Tuesday, November 24, 2009

Sin: The Uncut Version





The heavily edited version of sin, debuting around 900 b.c. in theaters across the Middle East, goes something like this:

DO NOT DO x, y or z, for they are sins.

The Ten Commandments, in other words. Even when they evolved into several thousand commandments, such as do not eat a camel, do not cook a calf in its mother's milk, this was okay because people love to know what the ground rules are so they can get around them.

These rules were a concession, perhaps a training device, because if God had told them what sin really was, it would have BLOWN THEIR MINDS. It still has the capacity to blow people's minds. They would have run screaming into the desert never to return.

So they went along following their rules, and then Jesus came along. Now Jesus did several things straight off that turned the rules on their heads.

First, he focused on what you should do, not what you must not do.

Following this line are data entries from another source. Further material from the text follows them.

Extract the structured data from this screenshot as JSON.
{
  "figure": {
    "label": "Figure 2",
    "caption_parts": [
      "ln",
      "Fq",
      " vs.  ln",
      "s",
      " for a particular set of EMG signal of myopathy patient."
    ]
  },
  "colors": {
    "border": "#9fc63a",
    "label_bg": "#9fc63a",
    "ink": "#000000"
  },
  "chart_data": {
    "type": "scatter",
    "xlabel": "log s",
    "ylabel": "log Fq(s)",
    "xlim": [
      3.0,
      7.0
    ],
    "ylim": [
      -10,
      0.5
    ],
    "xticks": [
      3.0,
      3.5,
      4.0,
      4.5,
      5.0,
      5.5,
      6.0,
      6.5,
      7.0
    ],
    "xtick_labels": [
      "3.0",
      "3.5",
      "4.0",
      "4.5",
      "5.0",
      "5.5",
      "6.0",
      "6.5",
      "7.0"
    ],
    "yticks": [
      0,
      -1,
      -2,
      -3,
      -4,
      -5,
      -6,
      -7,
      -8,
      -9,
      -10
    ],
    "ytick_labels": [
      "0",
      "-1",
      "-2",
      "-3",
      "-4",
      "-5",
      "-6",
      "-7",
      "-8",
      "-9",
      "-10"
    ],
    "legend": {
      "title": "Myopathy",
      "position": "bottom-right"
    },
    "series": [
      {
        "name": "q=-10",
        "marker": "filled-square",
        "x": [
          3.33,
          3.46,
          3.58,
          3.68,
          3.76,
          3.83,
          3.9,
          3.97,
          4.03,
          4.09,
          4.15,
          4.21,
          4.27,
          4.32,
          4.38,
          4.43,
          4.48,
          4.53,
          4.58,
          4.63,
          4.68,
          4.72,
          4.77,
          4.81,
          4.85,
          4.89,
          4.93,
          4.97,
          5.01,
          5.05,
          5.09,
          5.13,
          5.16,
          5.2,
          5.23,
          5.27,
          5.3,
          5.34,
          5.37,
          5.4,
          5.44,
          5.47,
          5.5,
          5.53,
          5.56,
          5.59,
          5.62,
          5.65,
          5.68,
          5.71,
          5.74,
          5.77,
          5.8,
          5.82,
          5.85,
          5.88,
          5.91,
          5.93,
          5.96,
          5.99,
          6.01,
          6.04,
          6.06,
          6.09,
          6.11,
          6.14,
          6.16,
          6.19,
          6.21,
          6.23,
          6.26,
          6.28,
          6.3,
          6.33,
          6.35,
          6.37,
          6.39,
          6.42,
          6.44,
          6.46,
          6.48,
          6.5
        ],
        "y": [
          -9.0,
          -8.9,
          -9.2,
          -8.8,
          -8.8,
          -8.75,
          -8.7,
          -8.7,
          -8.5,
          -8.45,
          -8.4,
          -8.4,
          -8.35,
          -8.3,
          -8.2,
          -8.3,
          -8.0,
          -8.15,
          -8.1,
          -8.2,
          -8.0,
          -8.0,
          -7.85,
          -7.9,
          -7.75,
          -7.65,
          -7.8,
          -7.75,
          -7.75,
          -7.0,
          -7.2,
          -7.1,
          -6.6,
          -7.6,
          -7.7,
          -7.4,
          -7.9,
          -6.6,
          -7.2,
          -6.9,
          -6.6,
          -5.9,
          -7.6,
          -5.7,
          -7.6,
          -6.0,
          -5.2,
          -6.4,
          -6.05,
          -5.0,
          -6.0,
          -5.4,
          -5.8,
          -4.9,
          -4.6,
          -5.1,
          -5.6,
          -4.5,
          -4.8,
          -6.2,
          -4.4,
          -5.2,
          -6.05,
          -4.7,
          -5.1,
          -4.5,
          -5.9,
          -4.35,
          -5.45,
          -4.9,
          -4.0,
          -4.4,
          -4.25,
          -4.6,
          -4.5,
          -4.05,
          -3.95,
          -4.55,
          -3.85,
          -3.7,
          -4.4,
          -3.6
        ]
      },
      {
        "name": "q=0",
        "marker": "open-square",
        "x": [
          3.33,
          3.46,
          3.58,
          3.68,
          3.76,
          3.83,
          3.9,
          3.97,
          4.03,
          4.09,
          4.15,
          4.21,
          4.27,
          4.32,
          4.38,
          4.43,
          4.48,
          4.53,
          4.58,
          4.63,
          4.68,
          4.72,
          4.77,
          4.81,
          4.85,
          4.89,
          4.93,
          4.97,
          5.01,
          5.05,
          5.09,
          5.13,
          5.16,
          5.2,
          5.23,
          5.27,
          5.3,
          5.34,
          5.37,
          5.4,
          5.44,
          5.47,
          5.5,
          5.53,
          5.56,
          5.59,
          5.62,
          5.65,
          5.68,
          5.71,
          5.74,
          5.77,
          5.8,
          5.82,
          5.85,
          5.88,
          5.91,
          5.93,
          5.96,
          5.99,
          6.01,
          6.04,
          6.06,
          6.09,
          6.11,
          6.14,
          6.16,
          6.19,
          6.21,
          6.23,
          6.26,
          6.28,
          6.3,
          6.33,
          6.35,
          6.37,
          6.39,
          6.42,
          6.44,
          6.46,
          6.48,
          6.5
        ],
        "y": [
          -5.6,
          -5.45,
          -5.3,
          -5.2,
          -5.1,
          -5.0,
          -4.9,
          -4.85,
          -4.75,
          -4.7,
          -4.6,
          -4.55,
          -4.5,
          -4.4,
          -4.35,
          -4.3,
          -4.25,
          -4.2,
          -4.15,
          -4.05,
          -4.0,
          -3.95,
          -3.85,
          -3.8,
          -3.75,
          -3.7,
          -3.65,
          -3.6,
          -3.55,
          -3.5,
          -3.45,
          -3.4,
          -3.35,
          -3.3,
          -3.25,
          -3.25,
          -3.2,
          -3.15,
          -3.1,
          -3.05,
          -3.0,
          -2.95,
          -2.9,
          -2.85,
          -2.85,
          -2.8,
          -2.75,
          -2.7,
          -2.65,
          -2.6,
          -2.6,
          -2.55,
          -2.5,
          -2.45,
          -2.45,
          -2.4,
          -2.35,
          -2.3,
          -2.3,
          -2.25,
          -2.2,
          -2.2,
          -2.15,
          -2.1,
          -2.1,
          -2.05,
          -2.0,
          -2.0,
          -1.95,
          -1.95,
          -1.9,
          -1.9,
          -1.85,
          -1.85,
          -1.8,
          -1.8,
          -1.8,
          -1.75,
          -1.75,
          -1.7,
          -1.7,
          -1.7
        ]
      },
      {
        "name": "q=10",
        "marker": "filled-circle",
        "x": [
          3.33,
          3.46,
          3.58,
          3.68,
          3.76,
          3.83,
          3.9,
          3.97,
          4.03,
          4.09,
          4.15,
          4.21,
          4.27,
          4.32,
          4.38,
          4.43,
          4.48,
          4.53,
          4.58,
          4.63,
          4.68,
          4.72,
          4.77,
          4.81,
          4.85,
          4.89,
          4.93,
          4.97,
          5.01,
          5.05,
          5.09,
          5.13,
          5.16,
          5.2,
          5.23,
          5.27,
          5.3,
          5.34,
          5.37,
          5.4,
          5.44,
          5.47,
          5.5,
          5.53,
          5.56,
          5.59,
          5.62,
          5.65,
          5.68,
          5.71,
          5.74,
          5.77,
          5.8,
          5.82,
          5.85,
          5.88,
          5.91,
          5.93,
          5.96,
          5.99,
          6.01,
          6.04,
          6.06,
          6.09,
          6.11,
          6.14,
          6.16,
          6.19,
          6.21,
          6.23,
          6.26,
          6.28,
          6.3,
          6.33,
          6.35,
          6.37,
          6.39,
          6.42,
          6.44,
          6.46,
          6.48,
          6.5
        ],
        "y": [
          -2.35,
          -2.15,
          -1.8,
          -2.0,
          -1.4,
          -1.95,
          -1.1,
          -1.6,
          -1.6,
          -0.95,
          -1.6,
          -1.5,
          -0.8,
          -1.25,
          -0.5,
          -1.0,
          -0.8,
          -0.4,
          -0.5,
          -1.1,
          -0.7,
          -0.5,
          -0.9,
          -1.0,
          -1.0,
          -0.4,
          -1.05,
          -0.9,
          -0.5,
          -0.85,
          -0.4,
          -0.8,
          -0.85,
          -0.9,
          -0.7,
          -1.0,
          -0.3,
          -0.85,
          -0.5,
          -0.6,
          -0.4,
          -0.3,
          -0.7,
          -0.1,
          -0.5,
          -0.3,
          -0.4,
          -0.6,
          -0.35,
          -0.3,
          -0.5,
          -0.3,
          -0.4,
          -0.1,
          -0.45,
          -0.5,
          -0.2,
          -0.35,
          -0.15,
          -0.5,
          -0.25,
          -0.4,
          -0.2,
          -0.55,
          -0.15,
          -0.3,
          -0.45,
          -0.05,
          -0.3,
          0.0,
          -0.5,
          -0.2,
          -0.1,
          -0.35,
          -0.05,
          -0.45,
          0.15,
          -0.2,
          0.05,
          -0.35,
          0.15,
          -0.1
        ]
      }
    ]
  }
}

In other words, his focus was on mercy not merely justice, on goodness not merely righteousness. On love, not just respect. He was interested in breaking down barriers to goodness, not in setting up limits to evil.

Secondly he said that the spirit of a law was more important than the letter of it. In other words, what did God intend men to do and be? This was more important than a legalistic interpretation. He was seeking to conform the hearts of men to God, not just their bodies.

Thirdly and very critically, he said that the intention of the heart could sin just as much as the action of the body. In other words, the man who looks at a woman lustfully has committed a form of adultery, even if he has done nothing legally wrong against the Law.

Jesus was in fact revealing to us a very different vision of sin:

A sin is any thought, word or action that is contrary to the will of God. It is also the absence of thoughts, words or actions that God does will.

So you can see from this that virtually everyone sins almost continually. There are no rules to follow, to save you from this sin.

Now you may say, "who knows the mind of God? How can we be responsible to do what we cannot possibly know to do? And if we did all these things, would we not be automatons constantly obeying an impossibly demanding ruler?"

Here it may be helpful to think of sin as a state of being, rather than a precise transgression. Sin is a state of disunity with God. It is impossible for someone in an active state of disunion with God to please God. For someone who desires disunity with God, who desires to go his or her own way, of course this definition of sin must be impossible to deal with. Unlike the Law, this definition gives the sinner no place to hide, no way of being externally obedient while being internally disobedient. If you want to run your own life, if you want "freedom from" God, you are in a state of sin. Period. If there are areas of your life you want to segregate from God, keeping those areas to yourself, those areas are sin. For instance, if you want to separate your business dealings from your life in God, your business dealings are sin.

At this point I want to bring up a very interesting quote from Jesus, speaking of his disciples:

"My Father, who has given them to me, is greater than all; no one can snatch them out of my Father's hand. I and the Father are one."

So on the one hand Jesus is speaking of the Father as greater than himself, on the other hand he is saying that he and the Father are one. Jesus' subserviance to the Father is something that is well documented in the gospels; his mystical unity with the Father is also well attested. This is because Jesus is literally one with God, which is to say that God expresses Himself without limit in Jesus. Jesus has God's spirit in him, he has unity with God, and he is not at all whatsoever in rebellion to Him. Jesus is united to but not identical to the Father. The Father is greater.

Similarly, the means of our escape from the state of sin is unity with God. For God's spirit to dwell with us. It is no more servitude or robotlikeness for someone united with God to serve God, than it would be for a loving wife to remove her husband's shoes. Your will is united to God's will. Sin is the slavery, even if it is done in the name of your own will.

Now people who have God's spirit still sin on occasion, hopefully not too badly. When they do sin, so long as that sin does not consist of a total breach with God, it is treated as a teaching exercise, because God's spirit in them is able to teach them. God knows that it is a difficult world full of troubles and temptations, and that our understanding is limited. The difference is in truly wanting unity with God, obedience to God.

Those who have God in them, are children of God. Children meaning quite literally, those who are in training, who have not yet grown up. The Children are not condemned, because through Jesus Christ who has opened up the way for the Spirit to enter us, we have committed to become united to God. We have come to terms with the One whom we previously rebelled against - indeed He has sought us out for us to make peace with Him and more than peace. Unity.

Holy Father, protect them by the power of your name—the name you gave me—so that they may be one as we are one.